Linear PCM audio is a high fidelity, uncompressed digital sampling of an analog audio signal.
PCM sampling is the method of choice for DVD movie soundtracks, as well as hi fi audiophile music production. Unlike mp3 and other highly compressed formats, PCM strives to emulate the original analog sine wave as closely as possible.
Linear PCM audio is not difficult to repair when it is alone in the file:
Linear PCM can have several subtypes:
- resolution can be, from coarse to fine: 8 bits, 16 bits, 24 bits (integer) or 32 bits (float or integer).
- byte order is either little-endian or big-endian
- there can be one or several channels, each channel can be mono or stereo
- sampling frequency can be, from coarse to fine: 8000, 11050, 16000, 22050, 32000, 44100, 48000
Example of description given by QuickTime Player:
16-bit integer (Big Endian), Stereo, 48.000 kHz
Treasured can detect Linear PCM in damaged audio files, but it doesn't "preview" it.

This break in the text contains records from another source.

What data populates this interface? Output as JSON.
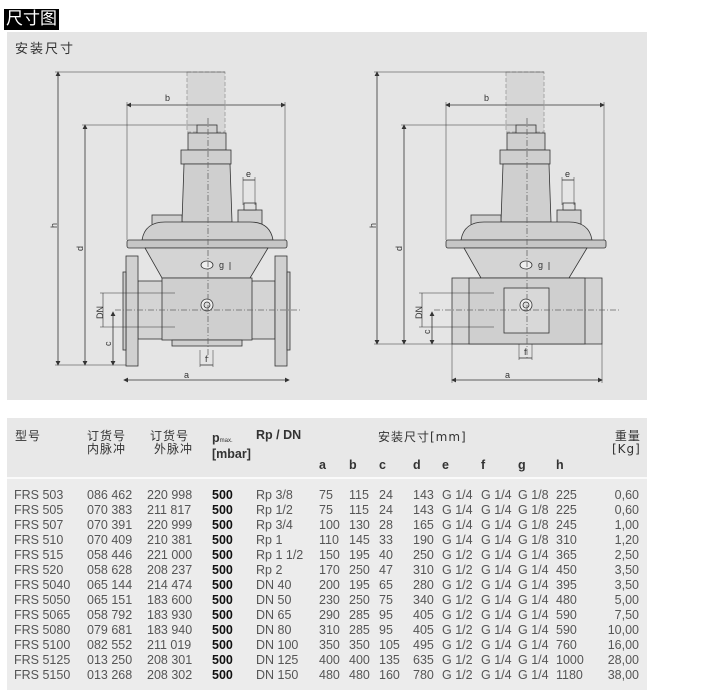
{
  "header": {
    "title": "尺寸图"
  },
  "drawing": {
    "title": "安装尺寸",
    "labels": {
      "a": "a",
      "b": "b",
      "c": "c",
      "d": "d",
      "e": "e",
      "f": "f",
      "g": "g",
      "h": "h",
      "dn": "DN"
    }
  },
  "table": {
    "headers": {
      "model": "型号",
      "order_int_1": "订货号",
      "order_int_2": "内脉冲",
      "order_ext_1": "订货号",
      "order_ext_2": "外脉冲",
      "pmax_p": "p",
      "pmax_sub": "max.",
      "pmax_unit": "[mbar]",
      "rpdn": "Rp / DN",
      "dims_group": "安装尺寸[mm]",
      "weight_1": "重量",
      "weight_2": "[Kg]",
      "dims": [
        "a",
        "b",
        "c",
        "d",
        "e",
        "f",
        "g",
        "h"
      ]
    },
    "rows": [
      {
        "model": "FRS 503",
        "int": "086 462",
        "ext": "220 998",
        "pmax": "500",
        "rpdn": "Rp 3/8",
        "a": "75",
        "b": "115",
        "c": "24",
        "d": "143",
        "e": "G 1/4",
        "f": "G 1/4",
        "g": "G 1/8",
        "h": "225",
        "w": "0,60"
      },
      {
        "model": "FRS 505",
        "int": "070 383",
        "ext": "211 817",
        "pmax": "500",
        "rpdn": "Rp 1/2",
        "a": "75",
        "b": "115",
        "c": "24",
        "d": "143",
        "e": "G 1/4",
        "f": "G 1/4",
        "g": "G 1/8",
        "h": "225",
        "w": "0,60"
      },
      {
        "model": "FRS 507",
        "int": "070 391",
        "ext": "220 999",
        "pmax": "500",
        "rpdn": "Rp 3/4",
        "a": "100",
        "b": "130",
        "c": "28",
        "d": "165",
        "e": "G 1/4",
        "f": "G 1/4",
        "g": "G 1/8",
        "h": "245",
        "w": "1,00"
      },
      {
        "model": "FRS 510",
        "int": "070 409",
        "ext": "210 381",
        "pmax": "500",
        "rpdn": "Rp 1",
        "a": "110",
        "b": "145",
        "c": "33",
        "d": "190",
        "e": "G 1/4",
        "f": "G 1/4",
        "g": "G 1/8",
        "h": "310",
        "w": "1,20"
      },
      {
        "model": "FRS 515",
        "int": "058 446",
        "ext": "221 000",
        "pmax": "500",
        "rpdn": "Rp 1 1/2",
        "a": "150",
        "b": "195",
        "c": "40",
        "d": "250",
        "e": "G 1/2",
        "f": "G 1/4",
        "g": "G 1/4",
        "h": "365",
        "w": "2,50"
      },
      {
        "model": "FRS 520",
        "int": "058 628",
        "ext": "208 237",
        "pmax": "500",
        "rpdn": "Rp 2",
        "a": "170",
        "b": "250",
        "c": "47",
        "d": "310",
        "e": "G 1/2",
        "f": "G 1/4",
        "g": "G 1/4",
        "h": "450",
        "w": "3,50"
      },
      {
        "model": "FRS 5040",
        "int": "065 144",
        "ext": "214 474",
        "pmax": "500",
        "rpdn": "DN 40",
        "a": "200",
        "b": "195",
        "c": "65",
        "d": "280",
        "e": "G 1/2",
        "f": "G 1/4",
        "g": "G 1/4",
        "h": "395",
        "w": "3,50"
      },
      {
        "model": "FRS 5050",
        "int": "065 151",
        "ext": "183 600",
        "pmax": "500",
        "rpdn": "DN 50",
        "a": "230",
        "b": "250",
        "c": "75",
        "d": "340",
        "e": "G 1/2",
        "f": "G 1/4",
        "g": "G 1/4",
        "h": "480",
        "w": "5,00"
      },
      {
        "model": "FRS 5065",
        "int": "058 792",
        "ext": "183 930",
        "pmax": "500",
        "rpdn": "DN 65",
        "a": "290",
        "b": "285",
        "c": "95",
        "d": "405",
        "e": "G 1/2",
        "f": "G 1/4",
        "g": "G 1/4",
        "h": "590",
        "w": "7,50"
      },
      {
        "model": "FRS 5080",
        "int": "079 681",
        "ext": "183 940",
        "pmax": "500",
        "rpdn": "DN 80",
        "a": "310",
        "b": "285",
        "c": "95",
        "d": "405",
        "e": "G 1/2",
        "f": "G 1/4",
        "g": "G 1/4",
        "h": "590",
        "w": "10,00"
      },
      {
        "model": "FRS 5100",
        "int": "082 552",
        "ext": "211 019",
        "pmax": "500",
        "rpdn": "DN 100",
        "a": "350",
        "b": "350",
        "c": "105",
        "d": "495",
        "e": "G 1/2",
        "f": "G 1/4",
        "g": "G 1/4",
        "h": "760",
        "w": "16,00"
      },
      {
        "model": "FRS 5125",
        "int": "013 250",
        "ext": "208 301",
        "pmax": "500",
        "rpdn": "DN 125",
        "a": "400",
        "b": "400",
        "c": "135",
        "d": "635",
        "e": "G 1/2",
        "f": "G 1/4",
        "g": "G 1/4",
        "h": "1000",
        "w": "28,00"
      },
      {
        "model": "FRS 5150",
        "int": "013 268",
        "ext": "208 302",
        "pmax": "500",
        "rpdn": "DN 150",
        "a": "480",
        "b": "480",
        "c": "160",
        "d": "780",
        "e": "G 1/2",
        "f": "G 1/4",
        "g": "G 1/4",
        "h": "1180",
        "w": "38,00"
      }
    ]
  }
}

How to repair a damaged Linear PCM file?
The easiest way is certainly to ask your Movie Repair Service to help you recover the unplayable audio file.
But for those who can program, here you have a few tips:
If the damaged file contains both video and audio, first you need to separate audio by scraping.
Then the audio raw data can be re-wrapped in an AIFF file quite easily.